In the West, being easily offended is a sign of weakness, not strength. China’s response will seem like an over-reaction in the US, thereby not only enraging Americans to support action against China, but emboldening them with the notion that the US would likely win—all on the grounds that Americans believe that easily-offended parties are weak. The strong don’t care enough to be offended at all, right?

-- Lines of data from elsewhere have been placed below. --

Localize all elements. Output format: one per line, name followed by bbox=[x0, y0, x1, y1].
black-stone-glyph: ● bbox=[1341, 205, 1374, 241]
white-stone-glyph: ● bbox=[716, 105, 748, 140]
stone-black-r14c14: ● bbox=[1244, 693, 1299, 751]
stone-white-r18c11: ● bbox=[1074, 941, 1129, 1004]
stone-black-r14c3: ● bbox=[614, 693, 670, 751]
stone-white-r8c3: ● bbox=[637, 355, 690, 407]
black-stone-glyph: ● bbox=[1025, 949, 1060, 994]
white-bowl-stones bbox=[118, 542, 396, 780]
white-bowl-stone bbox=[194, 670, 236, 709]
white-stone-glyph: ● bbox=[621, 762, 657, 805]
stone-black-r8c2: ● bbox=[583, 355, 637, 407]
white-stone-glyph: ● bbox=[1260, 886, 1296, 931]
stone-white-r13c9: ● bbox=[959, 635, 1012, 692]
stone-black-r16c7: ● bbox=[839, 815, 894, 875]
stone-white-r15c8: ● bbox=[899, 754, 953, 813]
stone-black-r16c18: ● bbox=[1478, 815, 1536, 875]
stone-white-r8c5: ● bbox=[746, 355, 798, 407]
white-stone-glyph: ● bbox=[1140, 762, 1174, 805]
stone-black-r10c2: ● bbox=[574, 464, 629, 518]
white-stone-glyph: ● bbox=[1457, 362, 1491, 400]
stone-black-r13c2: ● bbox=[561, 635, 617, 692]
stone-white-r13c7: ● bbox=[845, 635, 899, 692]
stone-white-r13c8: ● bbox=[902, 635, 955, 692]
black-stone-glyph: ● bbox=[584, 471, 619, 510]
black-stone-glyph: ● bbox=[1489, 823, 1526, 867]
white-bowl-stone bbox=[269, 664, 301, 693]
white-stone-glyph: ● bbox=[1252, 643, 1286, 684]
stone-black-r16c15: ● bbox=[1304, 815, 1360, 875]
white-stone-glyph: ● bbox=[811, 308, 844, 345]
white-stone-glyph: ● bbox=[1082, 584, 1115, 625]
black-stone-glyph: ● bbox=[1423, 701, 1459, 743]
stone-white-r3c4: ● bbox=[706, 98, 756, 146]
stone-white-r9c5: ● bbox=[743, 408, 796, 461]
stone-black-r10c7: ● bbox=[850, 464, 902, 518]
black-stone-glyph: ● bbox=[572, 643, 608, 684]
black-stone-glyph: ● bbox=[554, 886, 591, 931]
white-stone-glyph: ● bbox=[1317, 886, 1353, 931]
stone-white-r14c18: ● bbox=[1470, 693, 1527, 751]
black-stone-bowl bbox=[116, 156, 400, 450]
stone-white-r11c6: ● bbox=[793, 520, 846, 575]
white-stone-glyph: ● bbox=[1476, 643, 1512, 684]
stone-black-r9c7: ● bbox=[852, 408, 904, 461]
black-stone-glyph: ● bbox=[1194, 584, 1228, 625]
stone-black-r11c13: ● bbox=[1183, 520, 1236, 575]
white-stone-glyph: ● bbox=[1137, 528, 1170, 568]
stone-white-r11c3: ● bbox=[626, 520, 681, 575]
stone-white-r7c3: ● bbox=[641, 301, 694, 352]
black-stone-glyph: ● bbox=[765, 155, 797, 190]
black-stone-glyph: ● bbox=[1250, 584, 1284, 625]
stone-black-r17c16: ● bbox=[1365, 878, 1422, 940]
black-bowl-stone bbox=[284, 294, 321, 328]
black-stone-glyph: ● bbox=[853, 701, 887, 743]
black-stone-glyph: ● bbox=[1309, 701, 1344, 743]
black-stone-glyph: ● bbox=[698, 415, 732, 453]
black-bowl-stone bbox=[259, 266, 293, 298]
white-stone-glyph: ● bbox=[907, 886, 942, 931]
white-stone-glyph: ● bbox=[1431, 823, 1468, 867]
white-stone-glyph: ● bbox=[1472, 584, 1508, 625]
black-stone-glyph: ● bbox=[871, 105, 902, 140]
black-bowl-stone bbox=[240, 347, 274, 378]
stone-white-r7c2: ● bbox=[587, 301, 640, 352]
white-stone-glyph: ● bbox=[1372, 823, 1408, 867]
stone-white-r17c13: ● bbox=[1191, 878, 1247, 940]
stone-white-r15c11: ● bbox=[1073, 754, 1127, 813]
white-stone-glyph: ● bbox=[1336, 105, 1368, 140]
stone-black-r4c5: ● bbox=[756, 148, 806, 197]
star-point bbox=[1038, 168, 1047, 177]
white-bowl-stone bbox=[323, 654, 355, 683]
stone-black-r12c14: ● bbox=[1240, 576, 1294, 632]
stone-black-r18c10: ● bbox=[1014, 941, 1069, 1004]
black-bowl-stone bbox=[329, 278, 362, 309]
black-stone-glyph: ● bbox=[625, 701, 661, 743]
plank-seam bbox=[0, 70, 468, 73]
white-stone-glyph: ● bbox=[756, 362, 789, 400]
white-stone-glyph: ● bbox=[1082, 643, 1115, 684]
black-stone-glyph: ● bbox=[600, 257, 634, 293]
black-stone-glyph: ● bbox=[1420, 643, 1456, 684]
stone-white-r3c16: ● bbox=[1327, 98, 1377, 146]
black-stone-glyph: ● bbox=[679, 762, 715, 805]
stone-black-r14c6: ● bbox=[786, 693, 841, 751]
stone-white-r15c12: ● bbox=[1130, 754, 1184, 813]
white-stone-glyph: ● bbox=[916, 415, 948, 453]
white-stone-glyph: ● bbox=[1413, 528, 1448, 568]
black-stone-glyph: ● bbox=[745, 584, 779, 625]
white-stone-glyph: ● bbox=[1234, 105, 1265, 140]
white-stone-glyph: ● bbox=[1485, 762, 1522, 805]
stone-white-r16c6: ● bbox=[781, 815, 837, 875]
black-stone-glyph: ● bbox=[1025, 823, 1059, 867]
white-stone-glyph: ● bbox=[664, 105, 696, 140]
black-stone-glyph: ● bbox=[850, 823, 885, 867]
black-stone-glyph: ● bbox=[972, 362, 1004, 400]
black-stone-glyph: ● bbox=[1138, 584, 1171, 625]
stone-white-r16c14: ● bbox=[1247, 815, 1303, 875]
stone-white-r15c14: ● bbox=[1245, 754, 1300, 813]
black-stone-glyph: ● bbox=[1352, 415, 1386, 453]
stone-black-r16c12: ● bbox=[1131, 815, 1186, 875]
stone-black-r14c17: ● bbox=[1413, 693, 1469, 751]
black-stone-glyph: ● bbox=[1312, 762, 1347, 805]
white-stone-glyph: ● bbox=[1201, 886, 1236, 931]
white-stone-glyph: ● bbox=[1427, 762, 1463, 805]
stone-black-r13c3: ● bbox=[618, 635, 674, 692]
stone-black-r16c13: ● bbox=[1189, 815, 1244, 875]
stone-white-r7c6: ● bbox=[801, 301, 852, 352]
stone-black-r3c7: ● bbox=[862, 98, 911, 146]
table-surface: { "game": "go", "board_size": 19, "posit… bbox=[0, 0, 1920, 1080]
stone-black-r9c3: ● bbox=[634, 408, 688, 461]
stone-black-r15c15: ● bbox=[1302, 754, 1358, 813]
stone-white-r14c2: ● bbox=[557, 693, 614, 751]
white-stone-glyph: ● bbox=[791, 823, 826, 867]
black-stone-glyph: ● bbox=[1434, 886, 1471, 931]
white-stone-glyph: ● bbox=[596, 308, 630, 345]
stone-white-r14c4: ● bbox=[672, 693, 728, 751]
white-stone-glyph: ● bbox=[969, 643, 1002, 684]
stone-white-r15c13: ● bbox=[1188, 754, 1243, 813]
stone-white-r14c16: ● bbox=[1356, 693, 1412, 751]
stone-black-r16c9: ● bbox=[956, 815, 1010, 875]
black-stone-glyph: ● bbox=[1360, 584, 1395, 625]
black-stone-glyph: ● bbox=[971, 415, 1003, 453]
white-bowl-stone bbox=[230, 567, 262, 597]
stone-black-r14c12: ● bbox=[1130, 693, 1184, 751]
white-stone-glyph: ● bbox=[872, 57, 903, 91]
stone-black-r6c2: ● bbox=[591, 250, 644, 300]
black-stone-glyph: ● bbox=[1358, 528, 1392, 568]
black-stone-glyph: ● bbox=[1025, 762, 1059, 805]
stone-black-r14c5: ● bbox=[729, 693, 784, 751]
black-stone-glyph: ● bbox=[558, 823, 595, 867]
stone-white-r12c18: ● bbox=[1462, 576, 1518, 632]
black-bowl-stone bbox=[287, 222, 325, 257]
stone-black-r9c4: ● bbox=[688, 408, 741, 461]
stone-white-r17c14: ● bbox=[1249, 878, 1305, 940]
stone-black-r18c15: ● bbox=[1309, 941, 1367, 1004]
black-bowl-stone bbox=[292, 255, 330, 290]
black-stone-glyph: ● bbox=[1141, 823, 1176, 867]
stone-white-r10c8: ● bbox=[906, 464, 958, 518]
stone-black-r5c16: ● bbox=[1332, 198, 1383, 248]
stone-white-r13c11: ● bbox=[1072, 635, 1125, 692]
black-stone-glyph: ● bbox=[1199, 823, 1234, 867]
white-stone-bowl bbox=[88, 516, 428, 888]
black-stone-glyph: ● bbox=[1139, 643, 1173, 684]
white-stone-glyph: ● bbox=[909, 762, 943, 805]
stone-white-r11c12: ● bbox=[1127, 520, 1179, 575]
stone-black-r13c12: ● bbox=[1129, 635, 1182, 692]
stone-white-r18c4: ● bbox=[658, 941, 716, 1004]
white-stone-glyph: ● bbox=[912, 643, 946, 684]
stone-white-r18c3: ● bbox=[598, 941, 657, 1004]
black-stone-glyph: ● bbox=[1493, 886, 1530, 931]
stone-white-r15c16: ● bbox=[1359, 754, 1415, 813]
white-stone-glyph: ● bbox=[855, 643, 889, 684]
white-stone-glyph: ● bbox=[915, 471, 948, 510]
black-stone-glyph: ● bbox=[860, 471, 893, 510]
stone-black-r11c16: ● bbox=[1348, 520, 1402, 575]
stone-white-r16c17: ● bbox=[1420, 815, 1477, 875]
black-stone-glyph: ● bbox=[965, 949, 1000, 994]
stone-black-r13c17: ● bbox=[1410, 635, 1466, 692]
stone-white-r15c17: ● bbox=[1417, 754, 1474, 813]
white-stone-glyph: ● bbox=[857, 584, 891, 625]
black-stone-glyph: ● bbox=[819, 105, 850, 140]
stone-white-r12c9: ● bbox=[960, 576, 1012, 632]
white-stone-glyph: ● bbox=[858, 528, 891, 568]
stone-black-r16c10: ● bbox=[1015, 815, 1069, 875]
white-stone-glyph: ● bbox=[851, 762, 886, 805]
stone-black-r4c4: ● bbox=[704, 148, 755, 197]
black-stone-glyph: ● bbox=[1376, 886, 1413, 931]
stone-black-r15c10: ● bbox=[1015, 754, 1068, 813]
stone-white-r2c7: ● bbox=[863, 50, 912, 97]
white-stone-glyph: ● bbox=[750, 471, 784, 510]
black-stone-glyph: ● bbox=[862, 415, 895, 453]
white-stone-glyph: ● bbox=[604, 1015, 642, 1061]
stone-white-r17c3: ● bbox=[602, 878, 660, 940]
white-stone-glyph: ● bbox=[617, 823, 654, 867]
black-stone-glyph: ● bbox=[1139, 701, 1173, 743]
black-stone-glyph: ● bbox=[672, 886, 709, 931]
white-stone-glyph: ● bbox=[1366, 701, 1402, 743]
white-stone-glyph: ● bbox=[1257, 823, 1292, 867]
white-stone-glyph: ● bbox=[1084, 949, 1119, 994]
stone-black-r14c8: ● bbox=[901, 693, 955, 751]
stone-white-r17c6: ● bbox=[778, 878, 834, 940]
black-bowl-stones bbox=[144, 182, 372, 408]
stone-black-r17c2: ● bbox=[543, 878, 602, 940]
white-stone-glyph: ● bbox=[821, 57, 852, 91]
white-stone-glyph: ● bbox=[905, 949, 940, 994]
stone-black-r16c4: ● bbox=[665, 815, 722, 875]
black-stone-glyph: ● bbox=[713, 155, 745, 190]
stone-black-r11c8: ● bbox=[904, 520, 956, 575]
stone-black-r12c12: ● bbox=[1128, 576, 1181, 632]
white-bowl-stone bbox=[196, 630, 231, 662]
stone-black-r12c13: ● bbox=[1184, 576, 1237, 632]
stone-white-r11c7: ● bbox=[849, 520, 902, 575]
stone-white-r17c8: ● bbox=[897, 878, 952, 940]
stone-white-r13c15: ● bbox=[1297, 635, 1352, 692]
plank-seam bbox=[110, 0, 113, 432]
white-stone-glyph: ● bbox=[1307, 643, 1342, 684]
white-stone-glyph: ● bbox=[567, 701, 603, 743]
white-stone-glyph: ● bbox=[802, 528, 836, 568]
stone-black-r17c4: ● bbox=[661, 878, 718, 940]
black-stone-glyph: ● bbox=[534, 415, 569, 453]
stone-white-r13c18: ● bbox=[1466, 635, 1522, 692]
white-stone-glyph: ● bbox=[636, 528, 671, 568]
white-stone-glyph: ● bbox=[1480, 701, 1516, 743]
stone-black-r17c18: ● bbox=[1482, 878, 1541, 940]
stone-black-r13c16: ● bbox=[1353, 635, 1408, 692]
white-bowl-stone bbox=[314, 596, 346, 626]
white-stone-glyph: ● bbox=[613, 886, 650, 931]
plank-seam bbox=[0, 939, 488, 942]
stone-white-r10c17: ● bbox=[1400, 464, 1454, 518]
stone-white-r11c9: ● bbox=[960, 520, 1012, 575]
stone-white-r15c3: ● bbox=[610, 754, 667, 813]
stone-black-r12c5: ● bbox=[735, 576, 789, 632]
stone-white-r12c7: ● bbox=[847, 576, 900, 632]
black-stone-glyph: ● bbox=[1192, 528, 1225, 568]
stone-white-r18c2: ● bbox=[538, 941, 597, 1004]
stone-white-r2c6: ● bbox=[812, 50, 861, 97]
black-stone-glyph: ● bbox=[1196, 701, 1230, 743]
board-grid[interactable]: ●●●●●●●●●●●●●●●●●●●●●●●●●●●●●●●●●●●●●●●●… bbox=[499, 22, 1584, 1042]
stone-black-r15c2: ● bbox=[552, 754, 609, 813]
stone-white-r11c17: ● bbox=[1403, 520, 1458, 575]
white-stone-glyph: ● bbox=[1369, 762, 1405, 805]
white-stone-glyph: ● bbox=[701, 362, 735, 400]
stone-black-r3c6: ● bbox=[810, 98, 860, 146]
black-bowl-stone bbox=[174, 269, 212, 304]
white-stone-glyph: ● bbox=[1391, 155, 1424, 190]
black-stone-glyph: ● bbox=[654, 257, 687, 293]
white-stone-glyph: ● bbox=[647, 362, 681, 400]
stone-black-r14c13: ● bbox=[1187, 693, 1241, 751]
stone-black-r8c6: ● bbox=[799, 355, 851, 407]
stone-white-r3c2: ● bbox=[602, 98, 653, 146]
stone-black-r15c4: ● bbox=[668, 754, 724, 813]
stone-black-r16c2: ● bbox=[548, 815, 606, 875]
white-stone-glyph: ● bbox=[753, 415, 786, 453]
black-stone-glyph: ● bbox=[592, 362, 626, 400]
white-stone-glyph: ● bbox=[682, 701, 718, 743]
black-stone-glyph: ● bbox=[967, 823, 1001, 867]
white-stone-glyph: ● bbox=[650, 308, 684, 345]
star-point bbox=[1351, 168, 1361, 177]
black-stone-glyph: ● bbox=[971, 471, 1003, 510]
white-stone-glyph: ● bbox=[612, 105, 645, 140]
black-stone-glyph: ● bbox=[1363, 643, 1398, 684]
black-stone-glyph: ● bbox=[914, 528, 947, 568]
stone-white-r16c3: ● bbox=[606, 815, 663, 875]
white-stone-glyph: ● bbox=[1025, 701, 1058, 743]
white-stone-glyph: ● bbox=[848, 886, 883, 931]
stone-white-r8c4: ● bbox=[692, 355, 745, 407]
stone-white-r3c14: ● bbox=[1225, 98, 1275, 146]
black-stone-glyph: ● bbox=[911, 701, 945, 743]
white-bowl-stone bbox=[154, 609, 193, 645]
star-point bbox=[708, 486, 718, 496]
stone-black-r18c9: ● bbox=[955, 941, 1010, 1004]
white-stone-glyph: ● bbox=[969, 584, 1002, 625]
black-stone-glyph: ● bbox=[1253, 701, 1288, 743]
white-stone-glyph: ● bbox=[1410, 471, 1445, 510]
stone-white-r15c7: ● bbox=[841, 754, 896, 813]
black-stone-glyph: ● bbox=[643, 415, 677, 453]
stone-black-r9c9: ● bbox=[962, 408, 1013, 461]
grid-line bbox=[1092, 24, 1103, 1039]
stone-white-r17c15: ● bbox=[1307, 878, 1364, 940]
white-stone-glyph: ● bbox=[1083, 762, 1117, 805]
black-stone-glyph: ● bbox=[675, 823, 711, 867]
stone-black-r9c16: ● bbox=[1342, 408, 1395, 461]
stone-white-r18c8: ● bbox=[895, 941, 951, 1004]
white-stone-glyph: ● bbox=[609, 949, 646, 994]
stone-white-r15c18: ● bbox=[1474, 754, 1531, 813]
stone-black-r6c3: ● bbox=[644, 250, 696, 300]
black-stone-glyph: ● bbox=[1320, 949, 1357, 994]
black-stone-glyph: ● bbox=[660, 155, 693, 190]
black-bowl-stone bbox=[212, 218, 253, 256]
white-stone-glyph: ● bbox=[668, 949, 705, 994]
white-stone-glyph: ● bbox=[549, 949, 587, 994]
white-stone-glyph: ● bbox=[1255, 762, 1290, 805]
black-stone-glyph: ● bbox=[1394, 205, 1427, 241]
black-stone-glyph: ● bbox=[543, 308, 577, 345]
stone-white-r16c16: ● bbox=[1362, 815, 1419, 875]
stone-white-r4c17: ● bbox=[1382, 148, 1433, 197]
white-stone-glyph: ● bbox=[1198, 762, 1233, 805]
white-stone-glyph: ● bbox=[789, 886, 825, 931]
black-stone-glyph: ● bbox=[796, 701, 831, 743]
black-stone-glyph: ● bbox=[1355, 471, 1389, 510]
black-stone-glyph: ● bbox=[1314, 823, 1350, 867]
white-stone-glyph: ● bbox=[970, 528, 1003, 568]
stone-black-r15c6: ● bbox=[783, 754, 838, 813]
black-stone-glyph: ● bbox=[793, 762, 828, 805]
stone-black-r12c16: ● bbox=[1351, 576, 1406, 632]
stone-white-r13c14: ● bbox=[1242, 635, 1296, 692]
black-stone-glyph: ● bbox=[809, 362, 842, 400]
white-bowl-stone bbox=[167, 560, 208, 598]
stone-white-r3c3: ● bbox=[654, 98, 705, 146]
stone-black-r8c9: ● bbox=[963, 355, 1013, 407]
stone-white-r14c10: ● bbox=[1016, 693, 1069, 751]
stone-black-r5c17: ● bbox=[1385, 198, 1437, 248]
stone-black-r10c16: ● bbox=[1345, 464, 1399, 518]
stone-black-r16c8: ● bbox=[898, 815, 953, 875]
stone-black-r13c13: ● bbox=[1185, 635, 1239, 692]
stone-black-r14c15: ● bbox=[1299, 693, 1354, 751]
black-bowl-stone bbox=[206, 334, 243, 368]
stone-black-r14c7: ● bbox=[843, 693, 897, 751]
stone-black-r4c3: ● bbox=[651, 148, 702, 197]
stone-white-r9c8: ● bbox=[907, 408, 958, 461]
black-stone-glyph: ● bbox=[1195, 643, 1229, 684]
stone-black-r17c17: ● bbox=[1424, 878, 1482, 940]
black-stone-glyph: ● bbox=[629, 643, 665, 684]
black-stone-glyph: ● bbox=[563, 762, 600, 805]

China’s response, however, will embolden people within China. Any aggressive “power” assertion is seen by Chinese culture as a sign of strength and makes the masses gladly get in line. So, both the people of the US and China will be emboldened against each other—except of course for dissidents in both countries. US dissidents will hate the US, just as Chinese dissidents will hate China. That’s what dissidents do.

The big lesson this week: Conflict is coming and everyone knows it. That’s the only thing newsworthy. Reporting on the Chinese and Americans acting like Chinese and Americans is “news” so old, it’s timing is mere propaganda.